We’re a little over a week into National Novel Writing Month now and the competition is in full swing. We’re glad to hear that so far everyone who’s done our NaNoWriMo check-in has yet to turn into a zombie and that you’re meeting your writing goals. Keep up the great work!
But what about those us who decided not to take a shot at the 50,000 word marathon this year? What can we learn from NaNoWriMo that can help us with our writing outside of the competition?
We’ve put together a quick list of three NaNoWriMo features that can turn us all into better writers:
1. The motivation of word count goals.
Fifty thousand words in 30 days is a huge chunk of writing that makes a lot of writers uncomfortable. But reasonable writing goals are an excellent means of staying focused and motivated to complete your work. Take a close look at your schedule and be really honest about the amount of time you can dedicate to writing (we know it’s not as much time as we’d like, but that’s life!) and how much you can realistically write in that time period. Duolit reader Susan Herman suggested using 750words.com to figure out your writing pace and set your goals accordingly (great idea, Susan!). Once you reach your set goal, reward yourself accordingly!
Read more about this subject in our eCourse, How NOT to Write a Book.

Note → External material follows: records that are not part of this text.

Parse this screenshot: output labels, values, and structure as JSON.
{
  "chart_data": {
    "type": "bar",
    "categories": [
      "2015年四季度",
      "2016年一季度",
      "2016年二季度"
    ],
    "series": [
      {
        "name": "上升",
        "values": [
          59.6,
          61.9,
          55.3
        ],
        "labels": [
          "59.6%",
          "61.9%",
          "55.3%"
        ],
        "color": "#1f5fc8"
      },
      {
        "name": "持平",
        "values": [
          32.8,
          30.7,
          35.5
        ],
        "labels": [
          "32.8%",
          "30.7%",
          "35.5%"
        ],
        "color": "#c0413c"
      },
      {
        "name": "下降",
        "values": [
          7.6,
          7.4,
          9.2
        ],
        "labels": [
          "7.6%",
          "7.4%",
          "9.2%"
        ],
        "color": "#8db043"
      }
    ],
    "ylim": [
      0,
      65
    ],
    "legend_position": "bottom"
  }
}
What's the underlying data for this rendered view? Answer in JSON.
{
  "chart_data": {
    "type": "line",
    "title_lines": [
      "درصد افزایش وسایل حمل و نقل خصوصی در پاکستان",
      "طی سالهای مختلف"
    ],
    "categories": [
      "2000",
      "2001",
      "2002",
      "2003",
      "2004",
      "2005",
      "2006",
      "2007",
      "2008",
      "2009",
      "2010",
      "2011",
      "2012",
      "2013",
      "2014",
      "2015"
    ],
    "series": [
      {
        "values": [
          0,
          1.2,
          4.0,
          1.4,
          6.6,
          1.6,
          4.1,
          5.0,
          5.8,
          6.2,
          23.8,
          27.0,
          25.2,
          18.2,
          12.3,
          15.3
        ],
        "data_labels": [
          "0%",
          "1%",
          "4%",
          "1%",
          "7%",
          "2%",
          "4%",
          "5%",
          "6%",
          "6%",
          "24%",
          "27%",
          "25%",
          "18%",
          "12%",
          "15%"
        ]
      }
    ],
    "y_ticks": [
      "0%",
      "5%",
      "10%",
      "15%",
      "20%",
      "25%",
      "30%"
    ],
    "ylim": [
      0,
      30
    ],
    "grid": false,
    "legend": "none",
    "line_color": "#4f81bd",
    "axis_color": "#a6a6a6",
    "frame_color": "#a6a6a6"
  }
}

2. Write scenes, not stories.
When you are just starting your writing project, it’s easier to focus on scripting scenes instead of entire stories. The tie-ins and transitions can be worked in later. Just to generate your first manuscript to edit and manipulate, consider using this technique that a lot of NaNoWriMo competitors employ. Create an outline of the primary scenes that will unfold between your characters and focus on writing each scene. What’s the setting? What are the characters’ feelings about what’s happening in the scene? How does their body language reflect these feelings? You’ll be surprised how quickly you can generate a huge chunk of your book’s content.
3. Enjoy the encouragement of the writing community.
One of my favorite parts of NaNoWriMo is the camaraderie of the participants. It’s not about competing with each other, it’s about competing against time, distractions and impossibility to do something amazing. Everyone encourages each other, shares battle scars and celebrates every achievement. You’ll find if you engage with the writing community on Twitter and Facebook that this is just the nature of writers as a whole. That’s one of the things we’ve found with Duolit–there are thousands of writers out there and the internet has given us all a place to meet, get to know each other, and share our experiences. That friendship and encouragement goes a long way on the tough days when you need someone to say, “If I can do it, you can do it!”
We hope these tips can help you guys bring the best parts of NaNoWriMo into your daily writing lives, even if you’re not a part of the competition this year. Keep plugging away and your writing dreams will become a reality!